I did a quick study of the 2013 mailing list traffic for the Apache OpenOffice project. I looked at all project mailing lists, including native language lists. I omitted the purely transactional mailing lists, the ones that merely echo code check-ins and bug reports. Altogether 14 mailing lists were included in this study.
In 2013 the OpenOffice community mailing lists saw 24,423 posts from 2,211 unique posters, in 4,819 threads.
A word cloud of the most frequent words in post titles (thanks to Jonathan Feinberg’s Wordle app) follows. As you can see, the terms used in the Propose/Approve/Code/Test/Release workflow rise to the top. That shows the project’s focus.
I thought it would also be interesting to look at this from a social network perspective, looking at the atomic units of collaboration on a mailing list: responding to a post. Of course, not all posts involve a response. It is common for someone to post information, not requiring or expecting a response. But there are many responses. As mentioned above, there were 24,423 posts in 4,819 threads, so an average of 4 responses per post. We can represent this as a directed graph, with each poster treated as a node, and a directed arc to each responder node from the node of the original post author. (This might seem backwards, and you could argue for reversing the arcs, but in general in mailing lists the responder is providing value to the original poster, so the centrality of the responder will be more relevant. Consider, for example, the questions coming from random users, and the experienced project members who answer them.)

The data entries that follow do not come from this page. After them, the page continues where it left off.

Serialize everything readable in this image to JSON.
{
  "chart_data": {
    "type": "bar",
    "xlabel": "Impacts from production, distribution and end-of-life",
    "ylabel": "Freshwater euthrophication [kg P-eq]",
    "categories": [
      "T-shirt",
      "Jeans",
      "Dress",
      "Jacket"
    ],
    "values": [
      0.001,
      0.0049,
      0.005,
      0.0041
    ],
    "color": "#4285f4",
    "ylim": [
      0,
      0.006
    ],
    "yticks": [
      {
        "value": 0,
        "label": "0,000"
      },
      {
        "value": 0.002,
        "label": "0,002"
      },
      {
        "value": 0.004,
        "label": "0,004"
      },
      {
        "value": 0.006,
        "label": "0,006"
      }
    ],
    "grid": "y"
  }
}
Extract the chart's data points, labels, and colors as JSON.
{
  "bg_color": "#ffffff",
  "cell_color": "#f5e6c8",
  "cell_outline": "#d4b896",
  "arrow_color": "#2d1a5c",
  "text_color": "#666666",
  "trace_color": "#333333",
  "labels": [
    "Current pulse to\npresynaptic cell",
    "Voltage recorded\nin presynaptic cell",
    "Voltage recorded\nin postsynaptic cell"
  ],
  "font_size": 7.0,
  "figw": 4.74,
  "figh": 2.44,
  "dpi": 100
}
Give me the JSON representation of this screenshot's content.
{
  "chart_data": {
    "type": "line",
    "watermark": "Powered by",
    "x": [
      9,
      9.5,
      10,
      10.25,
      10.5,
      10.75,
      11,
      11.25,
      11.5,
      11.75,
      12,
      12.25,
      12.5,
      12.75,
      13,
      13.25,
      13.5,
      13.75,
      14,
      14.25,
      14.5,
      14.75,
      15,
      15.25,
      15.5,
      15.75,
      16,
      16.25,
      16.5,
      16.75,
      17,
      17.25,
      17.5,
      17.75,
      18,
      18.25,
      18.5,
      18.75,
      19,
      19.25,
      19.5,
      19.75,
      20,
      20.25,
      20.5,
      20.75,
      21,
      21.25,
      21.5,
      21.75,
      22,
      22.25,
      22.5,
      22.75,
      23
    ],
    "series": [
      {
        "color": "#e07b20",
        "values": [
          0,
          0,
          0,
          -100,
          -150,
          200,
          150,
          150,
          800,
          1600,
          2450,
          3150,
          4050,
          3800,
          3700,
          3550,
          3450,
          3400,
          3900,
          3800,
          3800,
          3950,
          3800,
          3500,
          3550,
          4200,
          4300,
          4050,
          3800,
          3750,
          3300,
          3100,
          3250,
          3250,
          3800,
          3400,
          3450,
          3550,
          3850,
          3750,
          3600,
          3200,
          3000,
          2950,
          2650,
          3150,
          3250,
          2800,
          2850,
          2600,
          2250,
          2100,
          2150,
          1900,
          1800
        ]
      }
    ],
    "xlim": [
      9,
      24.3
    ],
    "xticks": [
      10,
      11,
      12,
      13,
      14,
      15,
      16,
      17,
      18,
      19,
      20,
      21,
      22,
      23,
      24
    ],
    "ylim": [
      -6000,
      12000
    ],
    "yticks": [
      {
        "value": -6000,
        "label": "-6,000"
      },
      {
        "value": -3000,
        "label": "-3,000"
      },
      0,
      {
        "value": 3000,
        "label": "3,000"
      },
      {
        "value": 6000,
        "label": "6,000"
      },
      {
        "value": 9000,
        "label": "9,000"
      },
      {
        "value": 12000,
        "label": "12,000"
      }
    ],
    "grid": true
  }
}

Forming a graph in this way gives us a giant component (representing 98.84% of the whole graph) with 1,955 nodes and 7,069 arcs. Average degree (number of collaboration partners for each person) is 3.6. 46 people responded to more than 50 other people. Maximum degree is 714 (Apache OpenOffice V.P. Andrea Pescetti). A visualization of this graph, using the open source Gephi) follows. You can click on the image for a larger version. Nodes have been scaled to reflect betweenness centrality (a measure the degree to which a node helps connect others into the graph) and colored via a modularity algorithm which finds sets of nodes that have a high degree of interconnection.
You should click on the graph to see the full-size version.
What a marvelous, large and complex project we have in Apache OpenOffice!